Miller, a noted Christian author and professor, and nationally known worship leader Jami Smith returned to their alma mater to launch the 2010-11 academic year on Bison Hill. Miller graduated from OBU in 1958, and Smith graduated in 1993.
"How did you get mixed up with a 100-year-old university?" he asked students.
The answer, he said, begins with how the student got mixed up with God.
For Miller, his personal call to ministry was followed by his sister's matter-of-fact statement: "If God called you to anything, He had a wrong number." Miller decided to follow his intuition into ministry as he began his college studies. He said in his opinion, a person could choose between two universities: "OU, if you loved football, or OBU, if you loved Jesus," he quipped.
Miller recounted his own journey to OBU from his hometown, Enid, Okla., which he described as a long bus ride concluding with a terrifying enrollment into Dr. Opal Craig's speech class. After a disastrous semester of failed presentations, Miller said he returned the second semester determined to excel in his class on public speaking - a necessity for a successful preacher.
Nationally known worship leader Jami Smith leads OBU students in a time of worship to begin the first chapel service of the fall semester. Smith is a 1993 OBU graduate.
Bolstered by the advice of a classmate to imagine everyone sitting in their underwear, Miller pursued his next assignment earnestly.

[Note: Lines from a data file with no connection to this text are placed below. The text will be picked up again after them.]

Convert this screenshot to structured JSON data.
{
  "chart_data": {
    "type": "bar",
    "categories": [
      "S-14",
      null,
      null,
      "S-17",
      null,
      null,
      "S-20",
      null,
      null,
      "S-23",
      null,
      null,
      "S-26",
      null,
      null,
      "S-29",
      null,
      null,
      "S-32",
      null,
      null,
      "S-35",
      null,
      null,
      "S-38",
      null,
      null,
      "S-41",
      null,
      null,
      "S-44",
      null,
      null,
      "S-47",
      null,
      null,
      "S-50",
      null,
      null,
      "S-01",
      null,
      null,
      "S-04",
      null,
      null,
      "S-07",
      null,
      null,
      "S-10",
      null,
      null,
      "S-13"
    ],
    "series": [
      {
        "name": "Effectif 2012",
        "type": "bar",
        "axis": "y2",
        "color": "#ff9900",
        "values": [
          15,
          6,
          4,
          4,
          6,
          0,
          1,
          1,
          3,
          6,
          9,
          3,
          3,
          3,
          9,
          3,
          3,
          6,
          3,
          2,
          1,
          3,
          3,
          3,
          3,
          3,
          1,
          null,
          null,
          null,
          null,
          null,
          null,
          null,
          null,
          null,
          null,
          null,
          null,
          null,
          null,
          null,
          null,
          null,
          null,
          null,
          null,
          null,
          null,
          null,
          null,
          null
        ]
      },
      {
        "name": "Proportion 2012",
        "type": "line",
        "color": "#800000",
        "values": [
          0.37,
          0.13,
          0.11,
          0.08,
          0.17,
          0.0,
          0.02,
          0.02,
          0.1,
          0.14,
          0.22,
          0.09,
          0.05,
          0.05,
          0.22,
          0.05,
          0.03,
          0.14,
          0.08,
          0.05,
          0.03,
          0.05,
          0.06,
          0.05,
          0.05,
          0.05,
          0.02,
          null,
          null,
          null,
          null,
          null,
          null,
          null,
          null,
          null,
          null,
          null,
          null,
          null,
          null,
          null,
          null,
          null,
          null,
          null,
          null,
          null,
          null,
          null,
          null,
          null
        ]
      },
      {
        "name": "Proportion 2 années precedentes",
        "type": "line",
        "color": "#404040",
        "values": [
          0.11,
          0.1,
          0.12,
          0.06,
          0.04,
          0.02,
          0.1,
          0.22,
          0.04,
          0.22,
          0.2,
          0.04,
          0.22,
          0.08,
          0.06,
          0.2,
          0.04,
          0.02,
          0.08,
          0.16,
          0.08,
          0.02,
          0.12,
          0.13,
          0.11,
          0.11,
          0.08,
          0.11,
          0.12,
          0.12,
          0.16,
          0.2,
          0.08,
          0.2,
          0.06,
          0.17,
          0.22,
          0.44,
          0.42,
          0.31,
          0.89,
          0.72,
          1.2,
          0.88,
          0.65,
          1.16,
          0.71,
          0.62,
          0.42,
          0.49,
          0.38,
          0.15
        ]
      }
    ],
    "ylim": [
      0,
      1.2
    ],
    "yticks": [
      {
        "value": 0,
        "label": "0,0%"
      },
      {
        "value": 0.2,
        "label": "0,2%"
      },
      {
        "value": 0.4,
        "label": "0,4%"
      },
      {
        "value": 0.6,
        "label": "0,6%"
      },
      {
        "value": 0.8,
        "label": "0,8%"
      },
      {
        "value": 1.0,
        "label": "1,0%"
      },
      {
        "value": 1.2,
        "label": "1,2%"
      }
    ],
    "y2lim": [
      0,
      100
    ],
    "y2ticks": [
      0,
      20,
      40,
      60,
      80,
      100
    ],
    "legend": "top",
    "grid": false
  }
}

"And I stood before a mirror, practicing the art of my life," he said, noting it was the first time he had really stopped to inspect his own image. "In an instant, I was healed - I had seen myself."
Based on 1 Corinthians 2:1-10, Miller encouraged OBU students to also intently inspect their lives for what is truly important: knowing God and serving Him.
"I believe the most significant thing about your life is your testimony of Jesus," he said. "Not just the story of Jesus, but the story of your personal affair with Jesus."
Miller said a person is not attracted to OBU or to a Baptist church because they are enamored with Baptists - but rather because they are attracted to the dynamism of the Christian believers in such places.
"We are all looking for one thing: something that approaches a demonstration of the Holy Spirit's power," he said.
Miller also encouraged students to be satisfied with where God has put them and to not demean the importance of even a simple role. He said to imagine a statue, content to exist in one place for the purpose and pleasure of its owner.
"God has put me here like a statue in a niche," he said. "And I intend to be faithful to what He has called me to do."